Abbiamo intervistato il tecnico kiwi. Che ci porta a spasso tra Nuova Zelanda, Galway e Fiji

all blacks under 20

ph. Sebastiano Pessina

Nel curriculum di Andre Bell, tecnico della International Rugby Academy of New Zealand (IRANZ), ci sono tantissimi paesi e incarichi. In carriera è stato head coach di Bay of Plenty e Wellington in Mitre10 Cup, allenatore in Giappone, coach dei trequarti sotto Pat Lam nel Connacht campione del Pro12 e infine assistente allenatore delle Fiji nel novembre internazionale da poco concluso. Nei giorni scorsi si trovava in Italia, per una settimana di stage organizzato dal Verona Rugby. Lo abbiamo incontrato per fare un giro attorno ad Ovalia.

 

 

Nuova Zelanda – Mitre 10 Cup – 2006/11

Mentre era head coach di Bay of Plenty e Wellington, come molti tecnici delle selezioni provinciali anche Andre Bell ha partecipato ai raduni dei Baby Blacks (Nuova Zelanda Under 20), in particolare a quelli di preparazione del World Rugby Under 20 Championship 2011 (allora chiamato IRB Junior World Championship), organizzato in Italia e vinto proprio dalla Nuova Zelanda. “Una delle cose positive dell’Under 20 è che partecipa a numerosi raduni nel corso della stagione. Durante questi training camp arrivano dal paese diversi allenatori specializzati in specifici settori del gioco, che allenano i ragazzi in modo attivo assieme allo staff della nazionale. Partecipano anche ex giocatori dell’Under 20 poi diventati All Blacks: in questo modo i ragazzi entrano proprio in contatto con il loro obiettivo, lo vedono e capiscono che anche loro possono diventare un All Blacks”.

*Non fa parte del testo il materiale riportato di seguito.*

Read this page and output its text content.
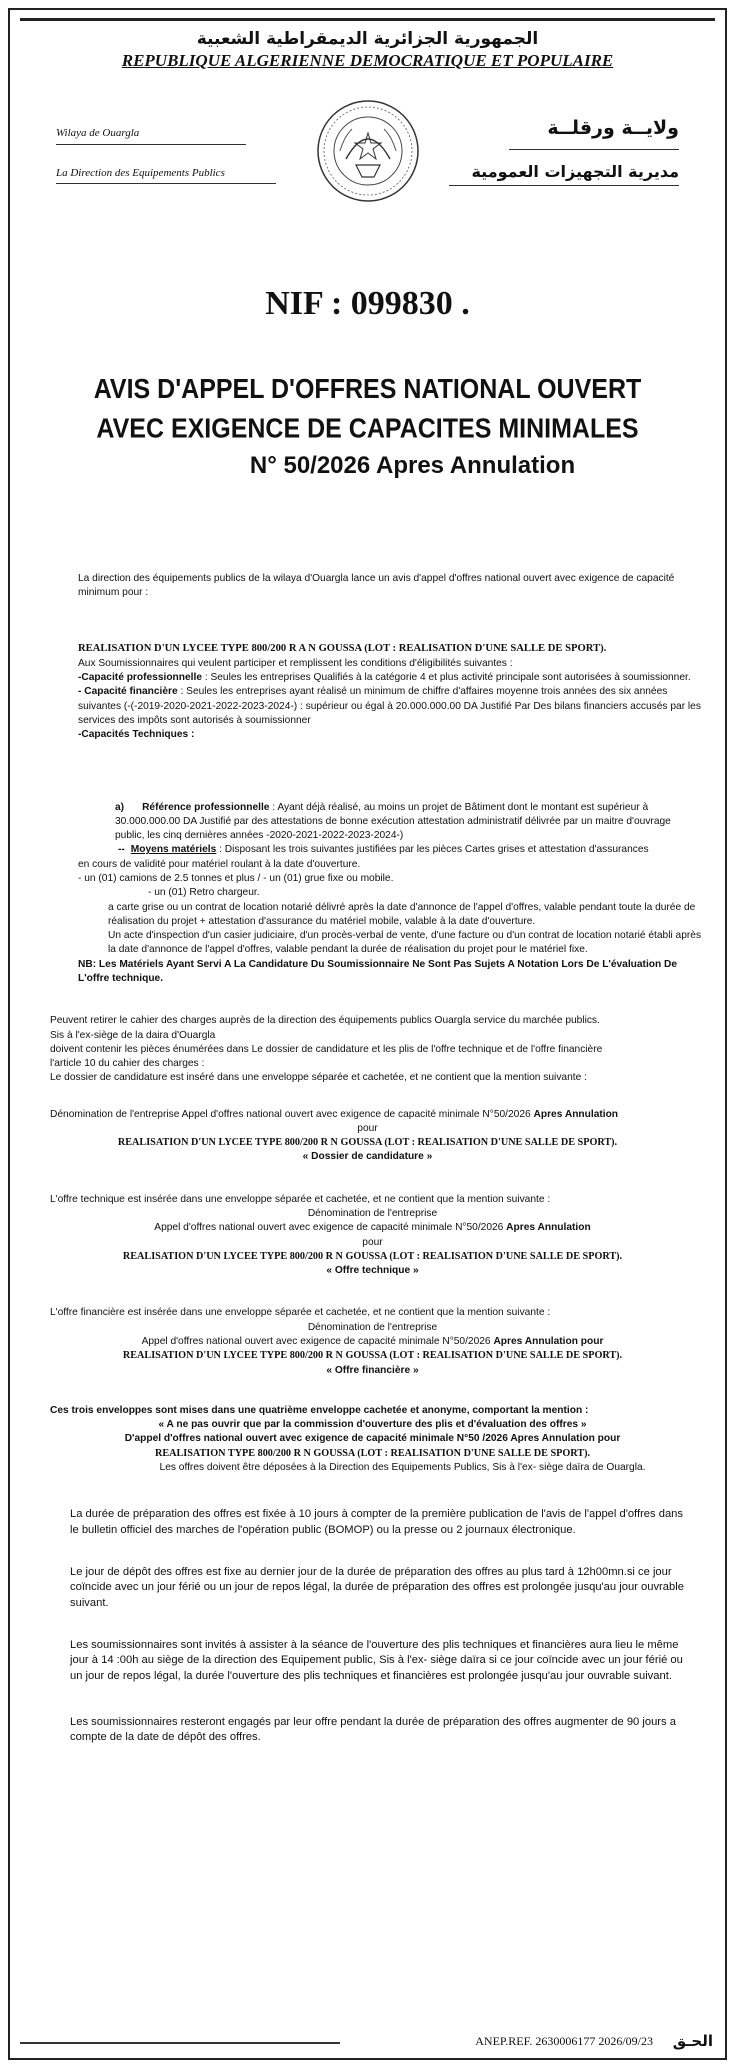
الجمهورية الجزائرية الديمقراطية الشعبية
REPUBLIQUE ALGERIENNE DEMOCRATIQUE ET POPULAIRE
Wilaya de Ouargla
La Direction des Equipements Publics
ولايــة ورقلــة
مديرية التجهيزات العمومية
NIF : 099830 .
AVIS D'APPEL D'OFFRES NATIONAL OUVERT
AVEC EXIGENCE DE CAPACITES MINIMALES
N° 50/2026 Apres Annulation

La direction des équipements publics de la wilaya d'Ouargla lance un avis d'appel d'offres national ouvert avec exigence de capacité minimum pour :

REALISATION D'UN LYCEE TYPE 800/200 R A N GOUSSA (LOT : REALISATION D'UNE SALLE DE SPORT).

Aux Soumissionnaires qui veulent participer et remplissent les conditions d'éligibilités suivantes :

-Capacité professionnelle : Seules les entreprises Qualifiés à la catégorie 4 et plus activité principale sont autorisées à soumissionner.

- Capacité financière : Seules les entreprises ayant réalisé un minimum de chiffre d'affaires moyenne trois années des six années suivantes (-(-2019-2020-2021-2022-2023-2024-) : supérieur ou égal à 20.000.000.00 DA Justifié Par Des bilans financiers accusés par les services des impôts sont autorisés à soumissionner

-Capacités Techniques :

a) Référence professionnelle : Ayant déjà réalisé, au moins un projet de Bâtiment dont le montant est supérieur à 30.000.000.00 DA Justifié par des attestations de bonne exécution attestation administratif délivrée par un maitre d'ouvrage public, les cinq dernières années -2020-2021-2022-2023-2024-)

-- Moyens matériels : Disposant les trois suivantes justifiées par les pièces Cartes grises et attestation d'assurances

en cours de validité pour matériel roulant à la date d'ouverture.

- un (01) camions de 2.5 tonnes et plus / - un (01) grue fixe ou mobile.

- un (01) Retro chargeur.

a carte grise ou un contrat de location notarié délivré après la date d'annonce de l'appel d'offres, valable pendant toute la durée de réalisation du projet + attestation d'assurance du matériel mobile, valable à la date d'ouverture.

Un acte d'inspection d'un casier judiciaire, d'un procès-verbal de vente, d'une facture ou d'un contrat de location notarié établi après la date d'annonce de l'appel d'offres, valable pendant la durée de réalisation du projet pour le matériel fixe.

NB: Les Matériels Ayant Servi A La Candidature Du Soumissionnaire Ne Sont Pas Sujets A Notation Lors De L'évaluation De L'offre technique.

Peuvent retirer le cahier des charges auprès de la direction des équipements publics Ouargla service du marchée publics.

Sis à l'ex-siège de la daira d'Ouargla

doivent contenir les pièces énumérées dans Le dossier de candidature et les plis de l'offre technique et de l'offre financière

l'article 10 du cahier des charges :

Le dossier de candidature est inséré dans une enveloppe séparée et cachetée, et ne contient que la mention suivante :

Dénomination de l'entreprise Appel d'offres national ouvert avec exigence de capacité minimale N°50/2026 Apres Annulation

pour

REALISATION D'UN LYCEE TYPE 800/200 R N GOUSSA (LOT : REALISATION D'UNE SALLE DE SPORT).

« Dossier de candidature »

L'offre technique est insérée dans une enveloppe séparée et cachetée, et ne contient que la mention suivante :

Dénomination de l'entreprise

Appel d'offres national ouvert avec exigence de capacité minimale N°50/2026 Apres Annulation

pour

REALISATION D'UN LYCEE TYPE 800/200 R N GOUSSA (LOT : REALISATION D'UNE SALLE DE SPORT).

« Offre technique »

L'offre financière est insérée dans une enveloppe séparée et cachetée, et ne contient que la mention suivante :

Dénomination de l'entreprise

Appel d'offres national ouvert avec exigence de capacité minimale N°50/2026 Apres Annulation pour

REALISATION D'UN LYCEE TYPE 800/200 R N GOUSSA (LOT : REALISATION D'UNE SALLE DE SPORT).

« Offre financière »

Ces trois enveloppes sont mises dans une quatrième enveloppe cachetée et anonyme, comportant la mention :

« A ne pas ouvrir que par la commission d'ouverture des plis et d'évaluation des offres »

D'appel d'offres national ouvert avec exigence de capacité minimale N°50 /2026 Apres Annulation pour

REALISATION TYPE 800/200 R N GOUSSA (LOT : REALISATION D'UNE SALLE DE SPORT).

Les offres doivent être déposées à la Direction des Equipements Publics, Sis à l'ex- siège daïra de Ouargla.

La durée de préparation des offres est fixée à 10 jours à compter de la première publication de l'avis de l'appel d'offres dans le bulletin officiel des marches de l'opération public (BOMOP) ou la presse ou 2 journaux électronique.

Le jour de dépôt des offres est fixe au dernier jour de la durée de préparation des offres au plus tard à 12h00mn.si ce jour coïncide avec un jour férié ou un jour de repos légal, la durée de préparation des offres est prolongée jusqu'au jour ouvrable suivant.

Les soumissionnaires sont invités à assister à la séance de l'ouverture des plis techniques et financières aura lieu le même jour à 14 :00h au siège de la direction des Equipement public, Sis à l'ex- siège daïra si ce jour coïncide avec un jour férié ou un jour de repos légal, la durée l'ouverture des plis techniques et financières est prolongée jusqu'au jour ouvrable suivant.

Les soumissionnaires resteront engagés par leur offre pendant la durée de préparation des offres augmenter de 90 jours a compte de la date de dépôt des offres.

ANEP.REF. 2630006177 2026/09/23 الحـق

Già, ma qual è la chiave per far sì che un buon atleta Under 20 diventi poi un giocatore internazionale? Quell’anno, nel 2011, nella finale contro l’Inghilterra erano in campo Luatua, Retallick, Perenara, Anscombe, Charles Piutau, Sam Cane, Barrett, Sopoaga e Naholo (di fronte Mako Vunipola, Launchbury, Kvesic, Ford, Wade, Farrell e Yarde). “La transizione dall’Under 20 alla Prima Squadra è un momento fondamentale. Non credo esista una chiave, esiste un metodo di fare le cose. Vogliamo che questi ragazzi sentano gli occhi addosso: li coinvolgiamo in Mitre10 Cup, li invitiamo ai training camp delle squadre allargate del Super Rugby, talvolta partecipano ai ritiri con gli All Blacks dove sono accolti con grande professionalità dai senatori…Permettiamo loro di imparare a conoscere l’ambiente, in modo che capiscano cosa serve per arrivare in alto. Non sono degli estranei, ma si sentono coinvolti in qualcosa di grande”.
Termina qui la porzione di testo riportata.